Henderson (staring implacably into the fire): "He is very human. He goes on fighting for what he believes in, because it is his duty and his responsibility."
I'm about to laugh when Guinevere, regarding the president with undisguised admiration, says softly: "I think that sums him up very nicely."
Me (recalling Guinevere's description of the Phantom as enigmatic): "Isn't there something ... enigmatic about John Henderson?"
Chad Chadbone: "I'm turning into the Phantom, too. Just ask me missus."
This is not possible Mrs Chadbone, quite sensibly, is asleep upstairs.
Chris the young postman had earlier mentioned how, after donning Henderson's Phantom outfit for a public appearance in Brisbane, he became unaccountably nervous. His hands shook and he felt a queer sense of anxiety out of proportion with simply appearing in public. "It seemed like the pressure of living up to that image, " he'd said. "Really, it just blew me out." Chris confided that even Henderson didn't wear the suit unless it was "absolutely necessary." Hoping to catch the enigmatic president off guard, I ask him about this.
Henderson (drily): "Well, we always hope the man himself will turn up. But if not I put the suit on. Actually, I don't like it because it's damned uncomfortable."
Inga (club secretary): "But I've seen you, John! When he first put the suit on in my presence I could see the change in him. He fulfills the role ... seems to walk with a straighter back, like a higher man ..."
Hoots of laughter do not faze the admirable Inga. "I saw the difference!" she cries, shouting them down. "It just wasn't John. I work with him personally, so I know. There was an aura around him. It's very strange, but that's what I saw." Henderson, smiling a little, says nothing.
And so ends my evening with the Phantom Phreaks. It seems a pity to sully their phantasies with phacts and phigures, but the Phantom (who, it just occurs to me, has so far died 20 times for our sins) is also a multi-million dollar industry controlled by King Features (the Hearst empire) and no account of his new role as the Quiet Achiever of Oz would be complete without a brief explanation of how he is marketed internationally.

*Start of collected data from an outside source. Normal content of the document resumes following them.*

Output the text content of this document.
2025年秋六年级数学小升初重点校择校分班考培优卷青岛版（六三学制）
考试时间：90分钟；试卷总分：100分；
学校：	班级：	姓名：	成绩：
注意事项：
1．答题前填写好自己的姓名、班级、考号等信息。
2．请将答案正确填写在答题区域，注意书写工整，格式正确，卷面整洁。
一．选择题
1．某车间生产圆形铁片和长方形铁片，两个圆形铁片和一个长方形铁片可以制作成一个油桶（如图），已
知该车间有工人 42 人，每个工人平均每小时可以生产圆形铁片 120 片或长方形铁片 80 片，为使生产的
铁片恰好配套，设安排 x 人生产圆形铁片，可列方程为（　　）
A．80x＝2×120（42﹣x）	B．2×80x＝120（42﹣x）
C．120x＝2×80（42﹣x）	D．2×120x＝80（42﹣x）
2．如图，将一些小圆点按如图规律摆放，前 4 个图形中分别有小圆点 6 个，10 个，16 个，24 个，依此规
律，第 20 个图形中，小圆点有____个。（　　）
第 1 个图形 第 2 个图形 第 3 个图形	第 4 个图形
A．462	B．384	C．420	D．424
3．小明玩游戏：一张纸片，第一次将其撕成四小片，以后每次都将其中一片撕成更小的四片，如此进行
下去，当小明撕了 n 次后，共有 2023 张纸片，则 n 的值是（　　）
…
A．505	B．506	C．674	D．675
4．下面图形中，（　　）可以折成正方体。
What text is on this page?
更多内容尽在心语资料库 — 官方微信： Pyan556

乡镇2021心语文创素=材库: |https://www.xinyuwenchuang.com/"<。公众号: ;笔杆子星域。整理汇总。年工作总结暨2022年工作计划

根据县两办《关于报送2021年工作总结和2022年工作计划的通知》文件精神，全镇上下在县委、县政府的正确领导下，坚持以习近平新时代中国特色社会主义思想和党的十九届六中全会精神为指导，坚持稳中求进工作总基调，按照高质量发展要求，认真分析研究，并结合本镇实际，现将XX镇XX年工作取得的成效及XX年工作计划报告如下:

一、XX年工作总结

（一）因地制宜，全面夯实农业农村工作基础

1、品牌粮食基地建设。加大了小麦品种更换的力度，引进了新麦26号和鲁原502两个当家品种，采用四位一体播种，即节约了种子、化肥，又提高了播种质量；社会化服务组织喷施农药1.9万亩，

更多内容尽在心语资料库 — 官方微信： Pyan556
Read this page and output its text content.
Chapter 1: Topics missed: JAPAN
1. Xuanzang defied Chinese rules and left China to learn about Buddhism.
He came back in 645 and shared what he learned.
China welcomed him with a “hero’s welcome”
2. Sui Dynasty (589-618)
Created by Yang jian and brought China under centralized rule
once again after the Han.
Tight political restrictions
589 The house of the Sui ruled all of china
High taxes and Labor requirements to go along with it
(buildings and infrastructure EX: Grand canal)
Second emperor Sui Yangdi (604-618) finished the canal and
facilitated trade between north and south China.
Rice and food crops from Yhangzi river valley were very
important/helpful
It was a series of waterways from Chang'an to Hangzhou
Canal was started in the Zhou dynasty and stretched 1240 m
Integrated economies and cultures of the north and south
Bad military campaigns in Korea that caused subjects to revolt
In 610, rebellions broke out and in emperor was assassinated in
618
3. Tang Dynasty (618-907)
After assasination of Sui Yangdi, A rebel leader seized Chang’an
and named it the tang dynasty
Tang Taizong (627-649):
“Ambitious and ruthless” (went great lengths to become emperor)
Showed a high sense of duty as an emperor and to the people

To trade as The Official Phantom Club in Australia, Henderson must pay King Features $1000 a year or seven percent of sales, whichever figure is higher. So far, he says, it's been a grand a year -- a percentage derived both from the sale of Phantom paraphernalia and club membership fees.
Phantom comics are published fortnightly in this country by Frew Publications (Sydney) and no one seems to mind that only about eight new yarns appear each year, the bulk of the comics being reprints of Falk stories -- sometimes 30 or 40 years old -- that have appeared six or seven times before.
And whether the Phantom movement is seen as quasi-religious, a healthy fantasy, or (Heaven forbid) just a sustaining money-spinner, there is clearly a serious intention behind its quirky facade. In a passage urging members to follow the Phantom's good examples, the club's quarterly publication Jungle Beat calls on them to do what they can to change the world for the better, adding: "If we don't, the future looks very grim."
And yet, as Henderson rightly says, the Phantom himself usually applies humor to even the gravest situation. Rescued from a watery grave in Phantom comic issue 734 -- "Mystery in Alexandria" -- the Nemesis Of Pirates gives his famous cheeky grin and quips: "Well, my Dad always said if you lived right and kept your teeth brushed, everything would turn out fine."